Exposure of procoagulant phosphatidylserine (PS) on the surface of activated platelets is not readily reversible and this may propagate thrombosis. Persistence of PS exposure may be attributed, at least in part, to a continued reduction of the activity of aminophospholipid translocase (APLT), that transports PS from the outer to the inner membrane leaflet. We investigated whether calpain is involved in the inhibition of APLT activity. In flow cytometric investigations, using the inhibitors calpeptin or E64d at a concentration that blocks calpain activation, we found that calpain is not responsible for the reduction in APLT activity that results in persistence of PS exposure. Unexpectedly, we found that the inhibitors had additional effects independent of blocking calpain. Incubation of resting platelets with calpeptin resulted in a subpopulation of platelets with increased intracellular Ca2+ and persistent PS exposure.

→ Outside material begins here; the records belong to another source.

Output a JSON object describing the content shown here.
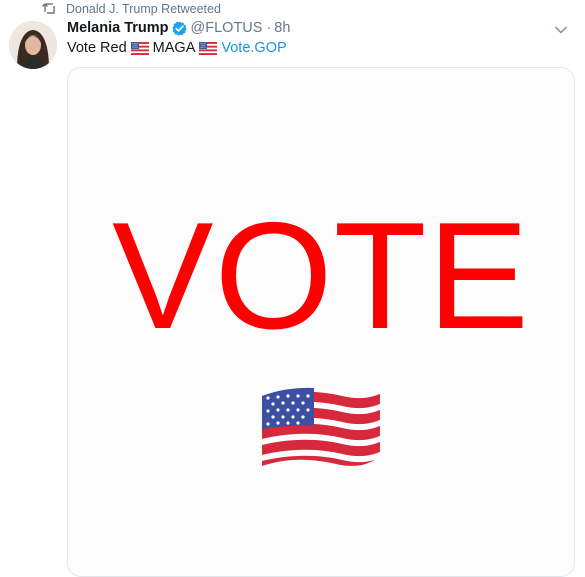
{
  "retweet": {
    "label": "Donald J. Trump Retweeted",
    "icon": "retweet-icon"
  },
  "author": {
    "name": "Melania Trump",
    "handle": "@FLOTUS",
    "separator": "·",
    "time": "8h",
    "verified": true
  },
  "tweet": {
    "text_1": "Vote Red",
    "text_2": "MAGA",
    "link": "Vote.GOP"
  },
  "media": {
    "headline": "VOTE",
    "emoji": "us-flag-emoji"
  },
  "colors": {
    "vote_red": "#ff0000",
    "link_blue": "#1b95e0",
    "muted": "#657786",
    "verified_blue": "#1da1f2"
  }
}
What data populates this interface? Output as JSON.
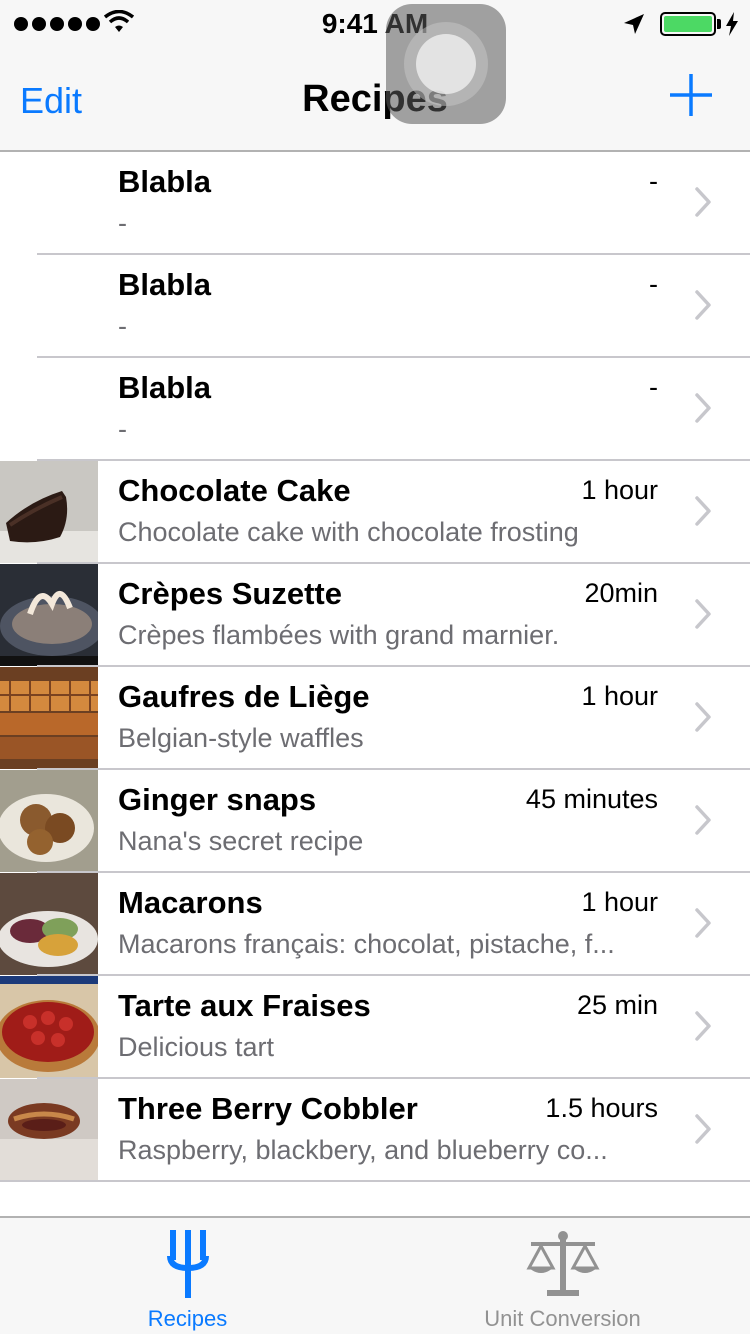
{
  "status_bar": {
    "time": "9:41 AM",
    "signal_dots": 5,
    "battery_color": "#4cd964",
    "icons": [
      "signal-dots-icon",
      "wifi-icon",
      "location-arrow-icon",
      "battery-icon",
      "charging-bolt-icon"
    ]
  },
  "nav": {
    "edit_label": "Edit",
    "title": "Recipes",
    "add_icon": "plus-icon"
  },
  "colors": {
    "accent": "#0a7aff",
    "bar_background": "#f7f7f7",
    "secondary_text": "#6d6d72",
    "separator": "#c8c7cc",
    "inactive_tab": "#929292"
  },
  "recipes": [
    {
      "title": "Blabla",
      "time": "-",
      "subtitle": "-",
      "image": "none"
    },
    {
      "title": "Blabla",
      "time": "-",
      "subtitle": "-",
      "image": "none"
    },
    {
      "title": "Blabla",
      "time": "-",
      "subtitle": "-",
      "image": "none"
    },
    {
      "title": "Chocolate Cake",
      "time": "1 hour",
      "subtitle": "Chocolate cake with chocolate frosting",
      "image": "chocolate-cake-photo"
    },
    {
      "title": "Crèpes Suzette",
      "time": "20min",
      "subtitle": "Crèpes flambées with grand marnier.",
      "image": "crepes-photo"
    },
    {
      "title": "Gaufres de Liège",
      "time": "1 hour",
      "subtitle": "Belgian-style waffles",
      "image": "waffles-photo"
    },
    {
      "title": "Ginger snaps",
      "time": "45 minutes",
      "subtitle": "Nana's secret recipe",
      "image": "ginger-snaps-photo"
    },
    {
      "title": "Macarons",
      "time": "1 hour",
      "subtitle": "Macarons français: chocolat, pistache, f...",
      "image": "macarons-photo"
    },
    {
      "title": "Tarte aux Fraises",
      "time": "25 min",
      "subtitle": "Delicious tart",
      "image": "strawberry-tart-photo"
    },
    {
      "title": "Three Berry Cobbler",
      "time": "1.5 hours",
      "subtitle": "Raspberry, blackbery, and blueberry co...",
      "image": "berry-cobbler-photo"
    }
  ],
  "tabs": [
    {
      "label": "Recipes",
      "icon": "fork-icon",
      "selected": true
    },
    {
      "label": "Unit Conversion",
      "icon": "scale-icon",
      "selected": false
    }
  ]
}
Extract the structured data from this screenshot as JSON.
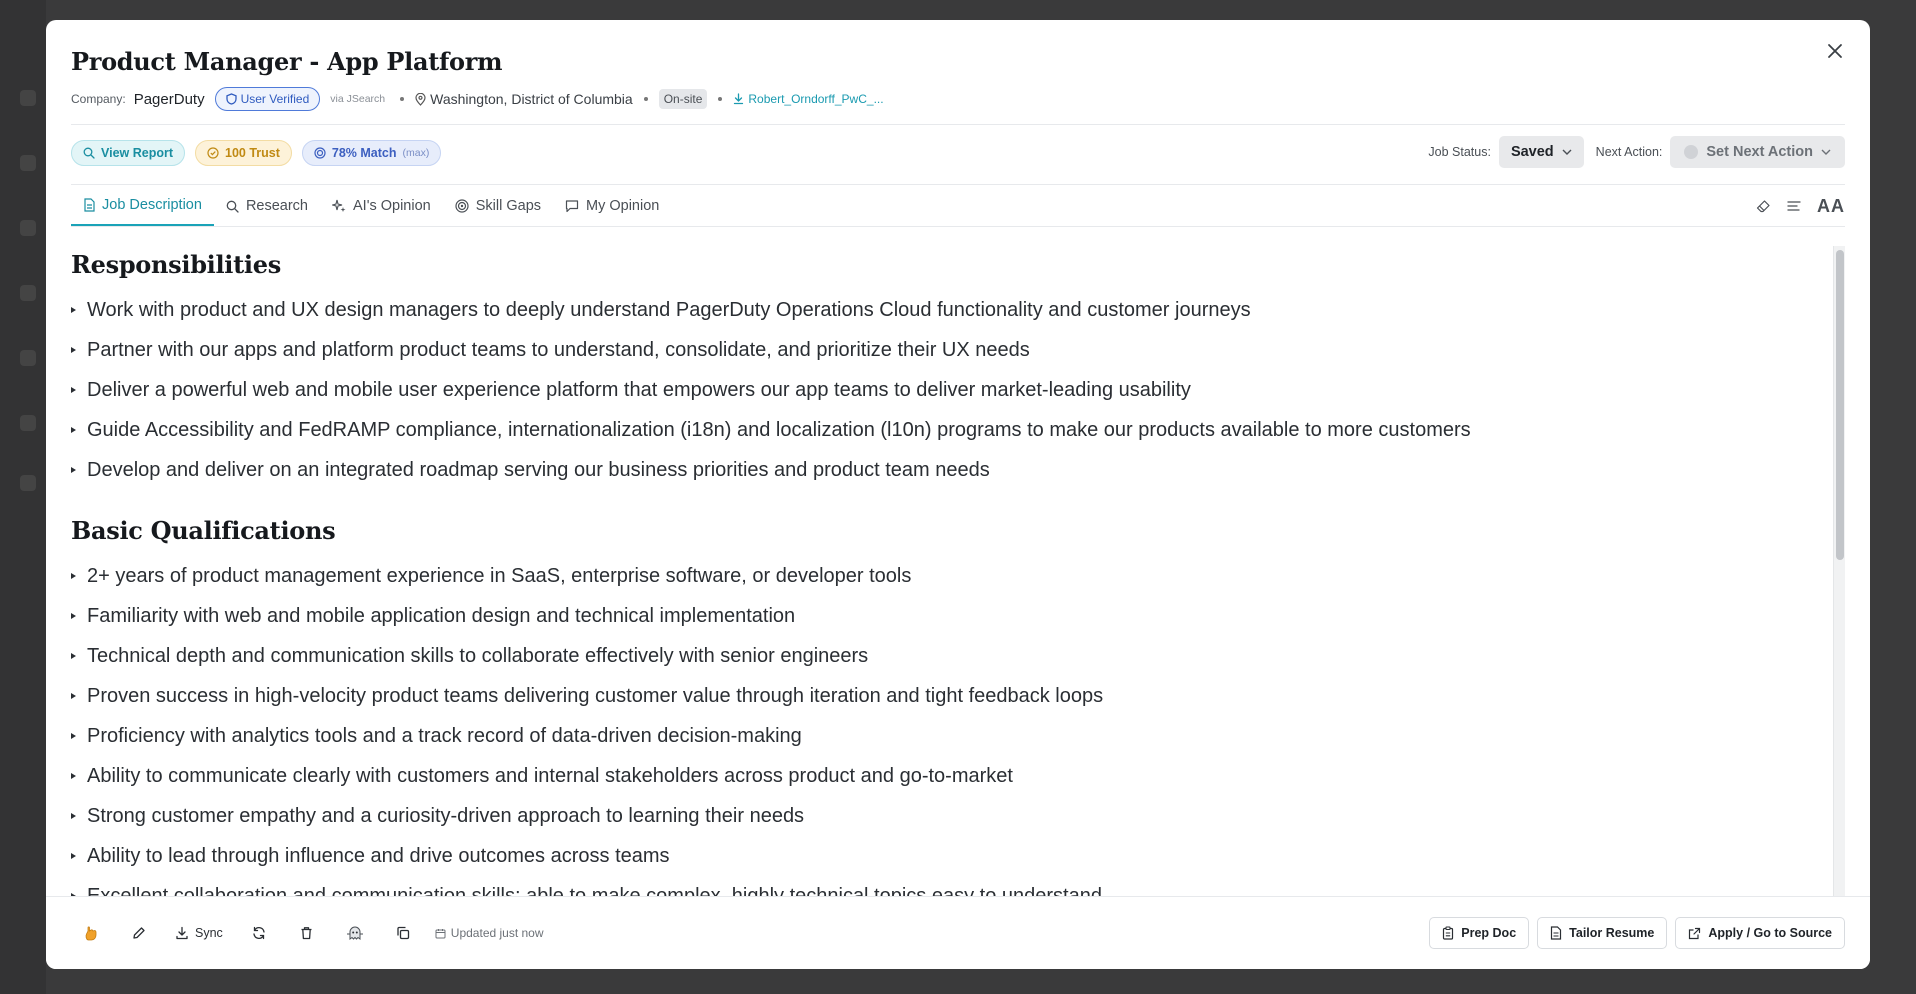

The inhibitors also increased the proportion of platelets with persistent PS exposure in suspensions stimulated with thrombin and/or collagen or the Ca2+-ionophore A23187 under conditions in which calpain was not activated or in which its activation was completely blocked; P-selectin expression on thrombin and/or collagen-stimulated platelets was inhibited. Furthermore, in stimulated platelets, calpeptin increased the proportion of the PS-exposing platelets expressing a second apoptotic hallmark, collapsed mitochondrial inner membrane potential (ΔΨm). These additional effects of calpeptin on platelet regulation of intracellular Ca2+ levels and apoptotic-like events should be taken into account when it is used as an inhibitor of calpain.